The key to effective social marketing is talking (and listening!) to the people you are trying to reach. Social marketing is a customer-driven process. All aspects of your program must be developed with the wants and needs of the target audience as the central focus. In order to learn what your customers want, you must ask them!
2. Segment your audience.
Good marketers know that there is no such thing as selling to the general public. Men and women, adults and teenagers respond differently to particular approaches. To be most effective, you need to segment your target audiences into groups that are as similar to each other as possible and to create messages specifically for each segment. Typical attributes for segmentation include sex, age, geographical location and race/ethnicity.
3. Position your product.
In social marketing, our products are often hard to promote because of their high "price." Products like behaviors and attitudes require longÐterm commitments and do not sell as easily as a bar of soap or a car. The cost of a social marketing product often includes a person's time and effort (to attend a class or use services), giving up things he likes (high fat food), embarrassment or inconvenience (buying and using condoms), or social disapproval (resisting peer pressure to smoke). To counteract factors working against adoption of the product, we need to acknowledge these potential problems and address them.

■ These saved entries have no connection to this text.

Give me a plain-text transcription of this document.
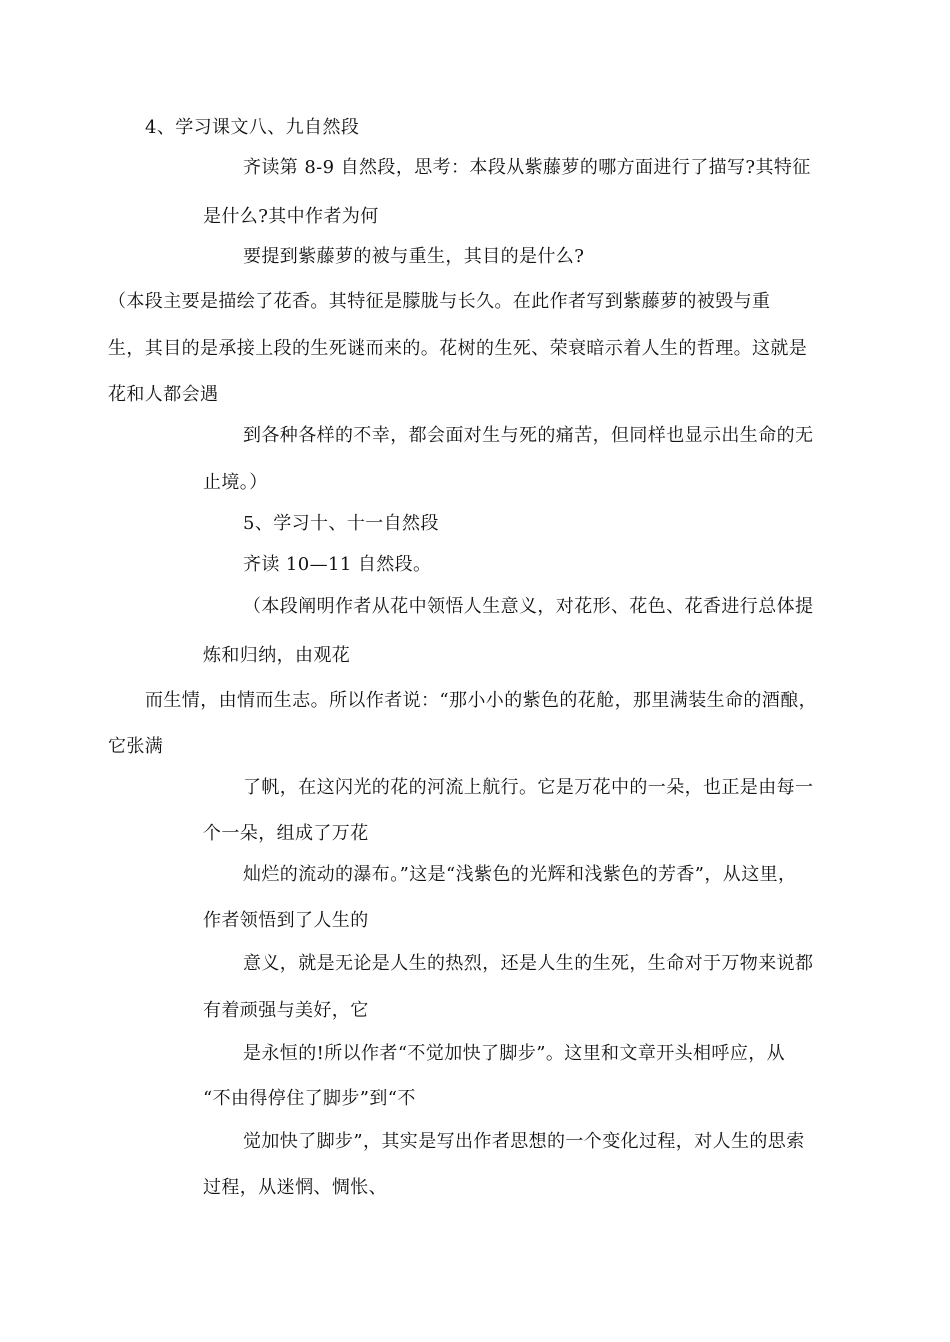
4、学习课文八、九自然段
齐读第 8-9 自然段，思考：本段从紫藤萝的哪方面进行了描写?其特征
是什么?其中作者为何
要提到紫藤萝的被与重生，其目的是什么?
（本段主要是描绘了花香。其特征是朦胧与长久。在此作者写到紫藤萝的被毁与重
生，其目的是承接上段的生死谜而来的。花树的生死、荣衰暗示着人生的哲理。这就是
花和人都会遇
到各种各样的不幸，都会面对生与死的痛苦，但同样也显示出生命的无
止境。）
5、学习十、十一自然段
齐读 10—11 自然段。
（本段阐明作者从花中领悟人生意义，对花形、花色、花香进行总体提
炼和归纳，由观花
而生情，由情而生志。所以作者说：“那小小的紫色的花舱，那里满装生命的酒酿，
它张满
了帆，在这闪光的花的河流上航行。它是万花中的一朵，也正是由每一
个一朵，组成了万花
灿烂的流动的瀑布。”这是“浅紫色的光辉和浅紫色的芳香”，从这里，
作者领悟到了人生的
意义，就是无论是人生的热烈，还是人生的生死，生命对于万物来说都
有着顽强与美好，它
是永恒的!所以作者“不觉加快了脚步”。这里和文章开头相呼应，从
“不由得停住了脚步”到“不
觉加快了脚步”，其实是写出作者思想的一个变化过程，对人生的思索
过程，从迷惘、惆怅、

think that breastfeeding doesn't fit into their lives, is difficult to do, and is painful. In this case, a program could either promote and reinforce the positive aspects of breastfeeding or provide ways to get around the barriers, by explaining how to work breastfeeding into a busy schedule and teaching the proper way to do it to avoid discomfort.

4. Know your competition.
In the commercial sector, successful companies watch every move their competitors make. They know their selling environment intimately and are ready to react as soon as conditions change. Social marketers also need to be aware of the competing messages pulling on their target audiences. Your product's competition may be another product, such as french fries versus fruit, or it may be nonperformance of the behavior you are promoting; inaction is nearly always easier than adopting a new behavior. Your product must be more attractive than the alternatives to be accepted.

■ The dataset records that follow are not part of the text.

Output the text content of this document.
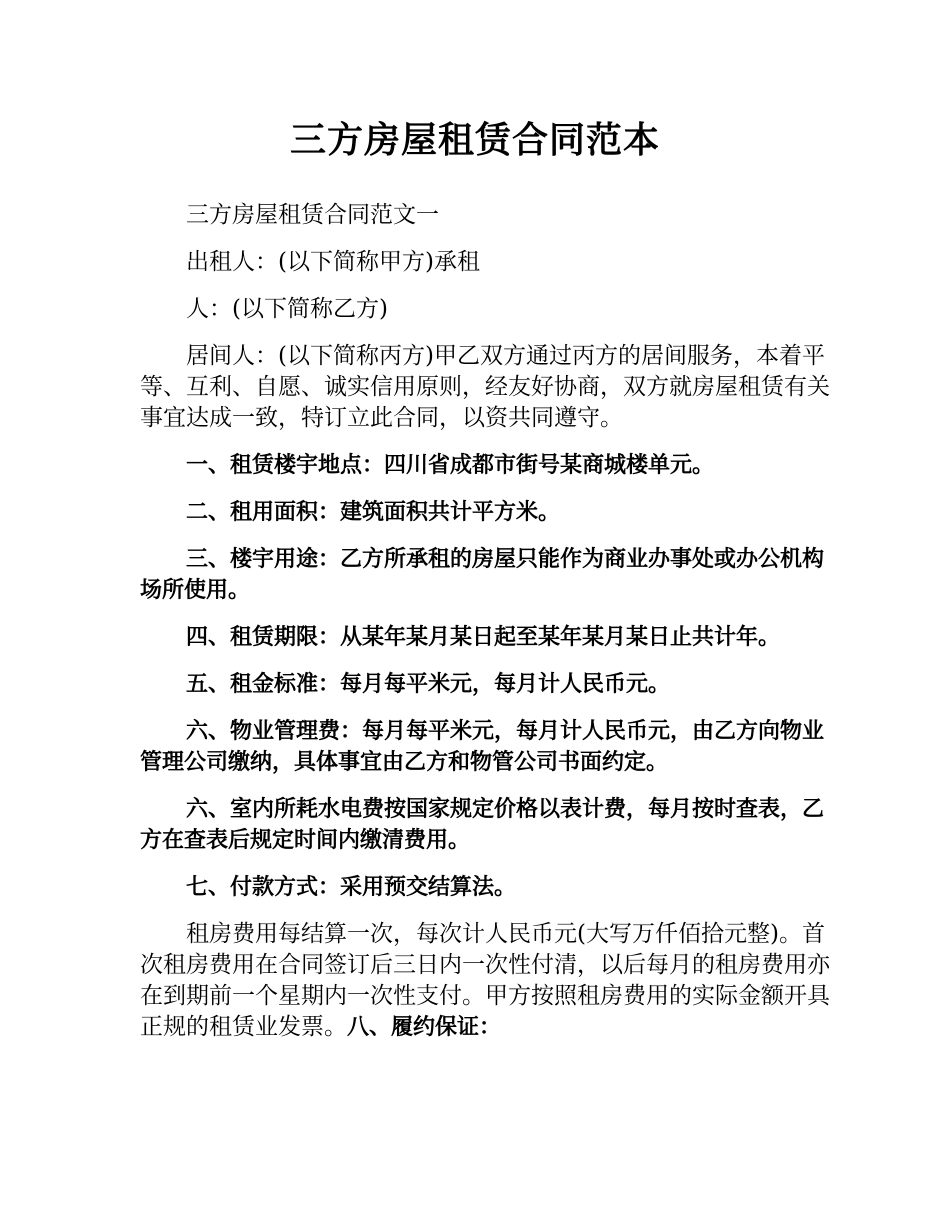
三方房屋租赁合同范本

三方房屋租赁合同范文一

出租人：(以下简称甲方)承租

人：(以下简称乙方)

居间人：(以下简称丙方)甲乙双方通过丙方的居间服务，本着平等、互利、自愿、诚实信用原则，经友好协商，双方就房屋租赁有关事宜达成一致，特订立此合同，以资共同遵守。

一、租赁楼宇地点：四川省成都市街号某商城楼单元。

二、租用面积：建筑面积共计平方米。

三、楼宇用途：乙方所承租的房屋只能作为商业办事处或办公机构场所使用。

四、租赁期限：从某年某月某日起至某年某月某日止共计年。

五、租金标准：每月每平米元，每月计人民币元。

六、物业管理费：每月每平米元，每月计人民币元，由乙方向物业管理公司缴纳，具体事宜由乙方和物管公司书面约定。

六、室内所耗水电费按国家规定价格以表计费，每月按时查表，乙方在查表后规定时间内缴清费用。

七、付款方式：采用预交结算法。

租房费用每结算一次，每次计人民币元(大写万仟佰拾元整)。首次租房费用在合同签订后三日内一次性付清，以后每月的租房费用亦在到期前一个星期内一次性支付。甲方按照租房费用的实际金额开具正规的租赁业发票。八、履约保证：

5. Go to where your audience is.
People will not go out of their way to find your message. You will need to put your message in places your target audience will encounter. When you talk to your customers, ask them where they get their news, what radio stations they listen to, where they go in their free time.
6. Utilize a variety of approaches.
Social marketing involves much more than television advertising campaigns. The most effective programs use a combination of mass media, community, small group and individual activities. When a simple, clear message is repeated in many places and formats throughout the community, it is more likely to be seen and remembered.
7. Use models that work.
As with any field, social marketers design programs using the most effective and useful models available to them. In one model that incorporates elements of several well-established health behavior theories ("Stages of Change"), people move through several steps in a continuum before adopting a new behavior.
8. Test, test, test.
All of the products, promotional materials, and services you develop for your program should be tested with your target audience to gauge their potential effectiveness. Social marketing recognizes that the customers are the experts on what works best for them. Even the best minds on Madison Avenue test their ideas with their consumers (and consequently avoid spending lots of money on concepts that don't work).
9. Build partnerships with key allies.
Just as the power of a choir derives from its union of many voices, a powerful message requires groups throughout the community to come together in a coordinated effort. Organizations concerned with your issue can sing the melody along with you, while other groups--the media, schools, businesses, government agencies--can provide the harmony, complementing your efforts through their involvement. By pooling resources with other organizations working toward the same goal, you can have a greater impact as well as access to new audiences.
10. See what you can do better next time.
The cornerstone of social marketing is evaluation--determining what you accomplished so you can use that information to improve your program. Evaluation occurs throughout the social marketing process. As you develop your program, you need to test and refine your messages or products with members of the target audience. When the program is implemented, you need to monitor activities to assess whether they are occurring as planned. How many brochures were disseminated? How many media "hits," or mentions of your program, did you achieve? Are the people in your target audience the ones who are using your program? The answers to these questions will let you know whether you need to make adjustments while you have the opportunity to do so.
The big question, though, is: Did you make a difference? There are two ways this can be answered. One way is to see whether members of the target audience engaged in the desired behavior as a result of the program. This can be determined quantitatively through survey research with the people who participated in the program or who were exposed to the message.